Hot, dripping strips of slime. Ah! And the smell! Without a second thought you’d snarf down a link of processed meat product in Midtown, yet, somehow, this elicits hesitation.


This is the Florentine lampredotto sandwich, served from a cart on Via Dei Macci in a neighborhood devoid of tourists on the east end of town. On a beautifully ordinary Thursday morning, Florentines leisurely go about the day’s business on the street where Sergio Pollini has set up shop. As you learn that lampredotto is made with the fourth stomach of the cow, your own becomes a bit unsettled. What’s more, much to your alarm, it is revealed that some of that same bovine’s reproductive organs have curiously made their way into today’s batch.


Sergio is eager to offer you his succulent selection. There is a large pot a-boilin’ from which he extracts the finest innards. These he proceeds to chop mercilessly, a most merciful act as far as your queasy stomach is concerned. Onto a crusty roll goes the minced mess, bestrewn with salt, salsa verde, and hot chili oil. The top of the roll takes a quick bagno in the brodo and suddenly in your hand you’ve got Florence between two pieces of bread.


It wants you to eat it.
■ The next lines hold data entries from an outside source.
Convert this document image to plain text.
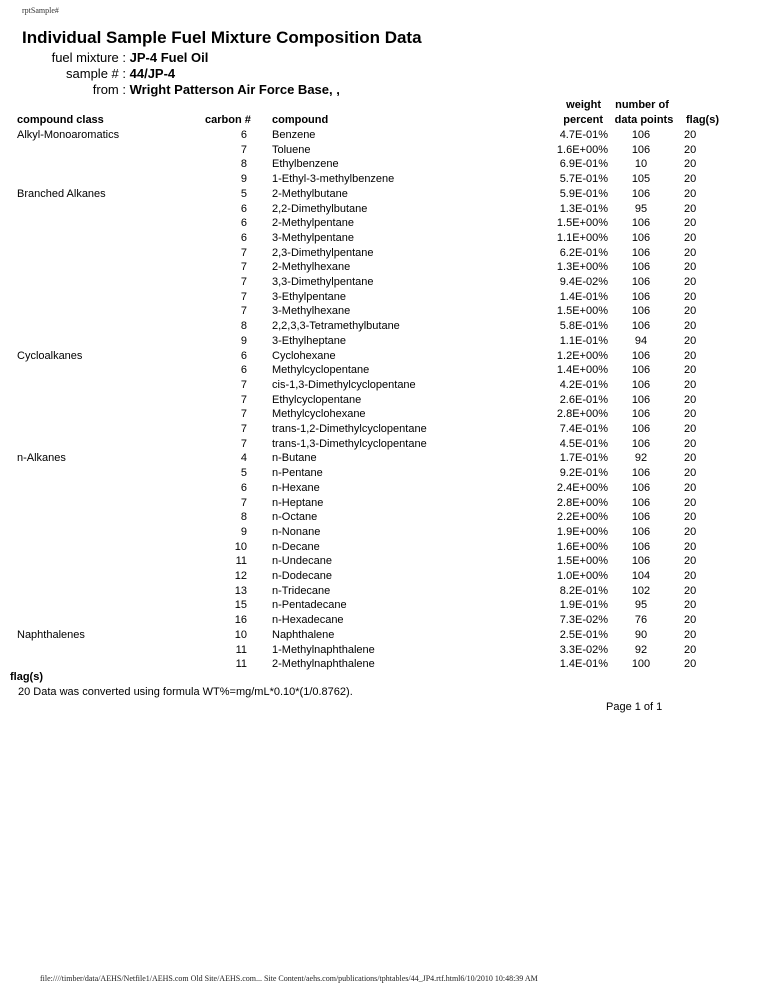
rptSample#
Individual Sample Fuel Mixture Composition Data
fuel mixture : JP-4 Fuel Oil
sample # : 44/JP-4
from : Wright Patterson Air Force Base, ,
compound class	carbon # compound
weight
percent
number of
data points flag(s)
Alkyl-Monoaromatics	6 Benzene	4.7E-01%	106	20
7 Toluene	1.6E+00%	106	20
8 Ethylbenzene	6.9E-01%	10	20
9 1-Ethyl-3-methylbenzene	5.7E-01%	105	20
Branched Alkanes	5 2-Methylbutane	5.9E-01%	106	20
6 2,2-Dimethylbutane	1.3E-01%	95	20
6 2-Methylpentane	1.5E+00%	106	20
6 3-Methylpentane	1.1E+00%	106	20
7 2,3-Dimethylpentane	6.2E-01%	106	20
7 2-Methylhexane	1.3E+00%	106	20
7 3,3-Dimethylpentane	9.4E-02%	106	20
7 3-Ethylpentane	1.4E-01%	106	20
7 3-Methylhexane	1.5E+00%	106	20
8 2,2,3,3-Tetramethylbutane	5.8E-01%	106	20
9 3-Ethylheptane	1.1E-01%	94	20
Cycloalkanes	6 Cyclohexane	1.2E+00%	106	20
6 Methylcyclopentane	1.4E+00%	106	20
7 cis-1,3-Dimethylcyclopentane	4.2E-01%	106	20
7 Ethylcyclopentane	2.6E-01%	106	20
7 Methylcyclohexane	2.8E+00%	106	20
7 trans-1,2-Dimethylcyclopentane	7.4E-01%	106	20
7 trans-1,3-Dimethylcyclopentane	4.5E-01%	106	20
n-Alkanes	4 n-Butane	1.7E-01%	92	20
5 n-Pentane	9.2E-01%	106	20
6 n-Hexane	2.4E+00%	106	20
7 n-Heptane	2.8E+00%	106	20
8 n-Octane	2.2E+00%	106	20
9 n-Nonane	1.9E+00%	106	20
10 n-Decane	1.6E+00%	106	20
11 n-Undecane	1.5E+00%	106	20
12 n-Dodecane	1.0E+00%	104	20
13 n-Tridecane	8.2E-01%	102	20
15 n-Pentadecane	1.9E-01%	95	20
16 n-Hexadecane	7.3E-02%	76	20
Naphthalenes	10 Naphthalene	2.5E-01%	90	20
11 1-Methylnaphthalene	3.3E-02%	92	20
11 2-Methylnaphthalene	1.4E-01%	100	20
flag(s)
20 Data was converted using formula WT%=mg/mL*0.10*(1/0.8762).
Page 1 of 1
file:////timber/data/AEHS/Netfile1/AEHS.com Old Site/AEHS.com... Site Content/aehs.com/publications/tphtables/44_JP4.rtf.html6/10/2010 10:48:39 AM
Uno, due, tre…and…down she goes! Salty, spicy, slippery, the strips of stomach slink their way down your esophagus. Swallow. Perhaps a brief wave of nausea…but the flavor! It beckons another bite. (Admittedly, a swig of some libation, cold and strong, would have been ideal to wash it all down. It’s 5 o’clock somewhere, no?) The entirety of the stomach now in your own, you glance up to see a sly look of satisfaction and pride sneak up Sergio’s face.


Herein is your first taste, your first glimpse of the City of Lilies, a city that’s practical, rough around the edges, an acquired taste that you’ve acquired with a few bites. Will every experience in and of this new place be so terrible and so splendid? Perhaps, but you can’t say with certainty. What you do know is that you have found place: real people, real tradition, real food, real life on a real street corner. It is oddity. It is a thing divine. Perhaps a Deo gratias! wells up inside. This is the common man’s Florence, in a sense, the only real Florence.